Nachdem Daisy ihre Abzüge gemacht hatte, begutachtete sie noch einmal die vom Vorabend, die mittlerweile getrocknet waren. Darunter befanden sich die Bilder, die sie mit dem Magnesium-Blitz gemacht hatte und die sie besonders interessierten.
»Die Mißglückten habe ich natürlich nicht abgezogen«, erklärte sie Fenella, »also das eine, nach dem dein blöder Bruder mich beschuldigt hat, das ganze Haus in die Luft jagen zu wollen, und das, bei dem der Blitz versagt hat. Aber schau doch nur, dieses hier ist doch gar nicht so schlecht, und das da auch nicht.«
Wie erwartet zog Marjories schwarzweißes Kleid den Blick unvermeidlich auf sich. Daran war nun nichts mehr zu ändern, doch waren im Hintergrund der Halle der Kamin, der geschnitzte Fries, die Tapisserien und die antiken Waffen überraschend deutlich zu sehen. Selbst der Dolch von Königin Elisabeth war zu erkennen. Durch ein Vergrößerungsglas konnte man sogar die Details der Schnitzereien und die ernsten Gesichter der Familie ausmachen.
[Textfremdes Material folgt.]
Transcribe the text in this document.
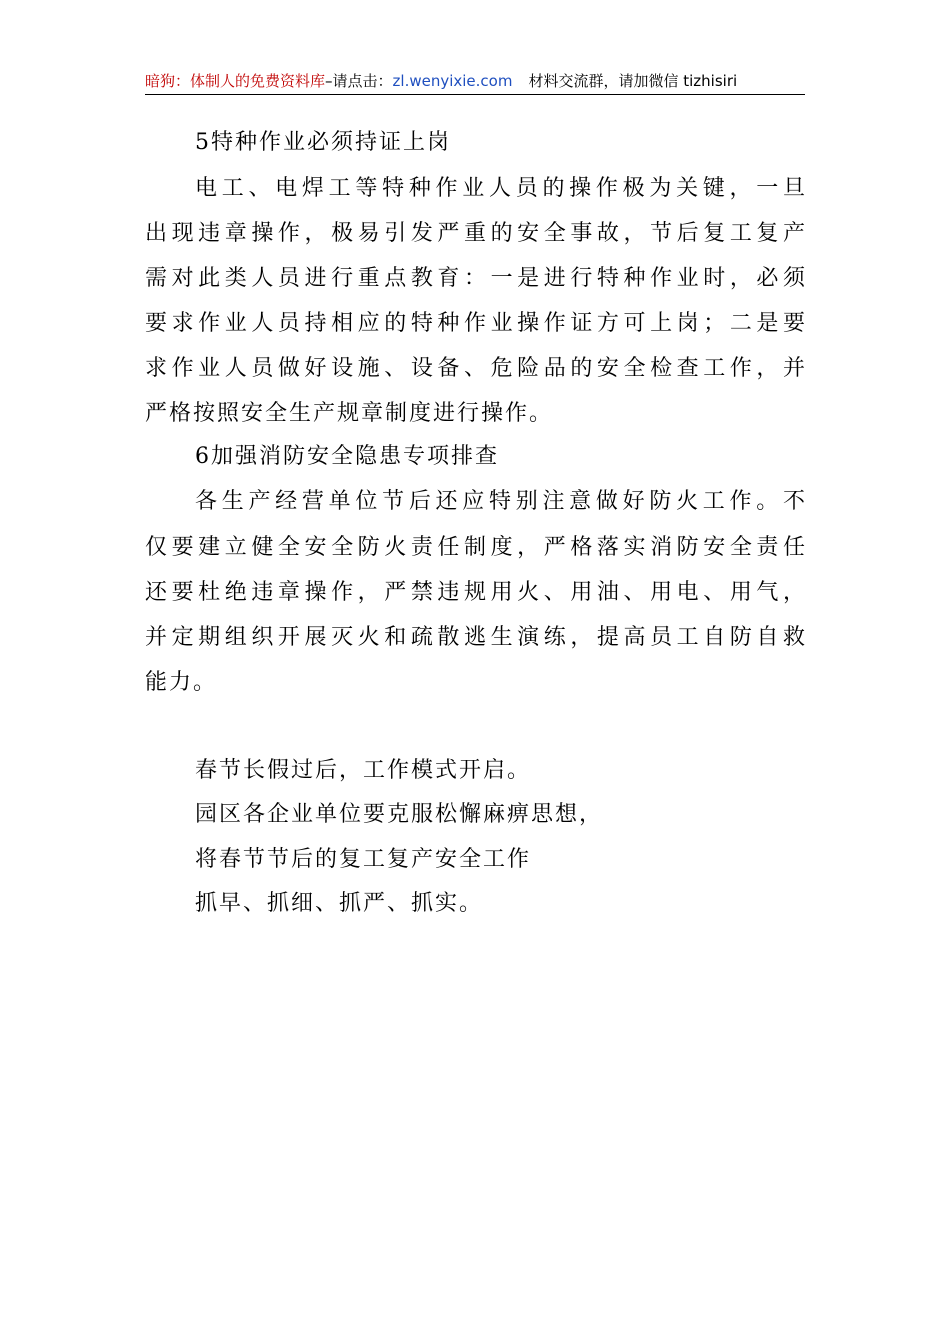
暗狗：体制人的免费资料库–请点击：zl.wenyixie.com 材料交流群，请加微信 tizhisiri
5特种作业必须持证上岗
电工、电焊工等特种作业人员的操作极为关键，一旦
出现违章操作，极易引发严重的安全事故，节后复工复产
需对此类人员进行重点教育：一是进行特种作业时，必须
要求作业人员持相应的特种作业操作证方可上岗；二是要
求作业人员做好设施、设备、危险品的安全检查工作，并
严格按照安全生产规章制度进行操作。
6加强消防安全隐患专项排查
各生产经营单位节后还应特别注意做好防火工作。不
仅要建立健全安全防火责任制度，严格落实消防安全责任
还要杜绝违章操作，严禁违规用火、用油、用电、用气，
并定期组织开展灭火和疏散逃生演练，提高员工自防自救
能力。
春节长假过后，工作模式开启。
园区各企业单位要克服松懈麻痹思想，
将春节节后的复工复产安全工作
抓早、抓细、抓严、抓实。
»Die sind ja wirklich gut«, sagte Fenella. »Erscheinen die dann wirklich in einer Zeitschrift?«
»Ja, obwohl ich natürlich nicht weiß, welche der Redakteur zur Veröffentlichung aussucht.« Sie nahm sich eine weitere Aufnahme aus der Serie in der Halle vor. Als sie sie durch das Vergrößerungsglas anschaute, keuchte sie erschrocken auf und warf dann Fenella einen raschen Blick zu.
»James sieht eigentlich gar nicht aus wie ein gefährlicher Typ«, sagte Fenella gerade. Sie hatte Daisy nicht gehört. »Ich weiß gar nicht, wie ich das hätte merken sollen.«
»Konntest du auch nicht. Sei einfach nur dankbar, daß du es noch rechtzeitig herausgefunden hast.« Daisy konnte sich noch an James' selbstzufriedenen Ausdruck erinnern, nachdem sie die erste gelungene Blitzaufnahme gemacht hatte. Wilfred hatte sorgenvoll ausgesehen, Lady Josephine durcheinander und Marjorie aufgebracht. Als Daisy sich umgewandt hatte, waren hinter ihr Annabel und Lord Stephen eingetreten. Damals war ihr nicht aufgefallen, daß diese vier der porträtierten Personen erst nach der Aufnahme reagiert hatten. Die anderen beiden waren schneller gewesen: Als sie von der Kamera aufgeschaut hatte, waren die Gesichter von Lord Wentwater und Geoffrey schon wieder regungslos gewesen. Vom Blitz geblendet, hatte sie die stürmischen Gefühle von Vater und Sohn nicht bemerkt, so eilig verborgen, doch jetzt im Abzug so deutlich sichtbar.
»Das sieht genauso aus wie die anderen«, sagte sie, als Fenella die Photographie in die Hand nehmen wollte. Sie ließ sie in den Stapel gleiten, den Fenella bereits angeschaut hatte.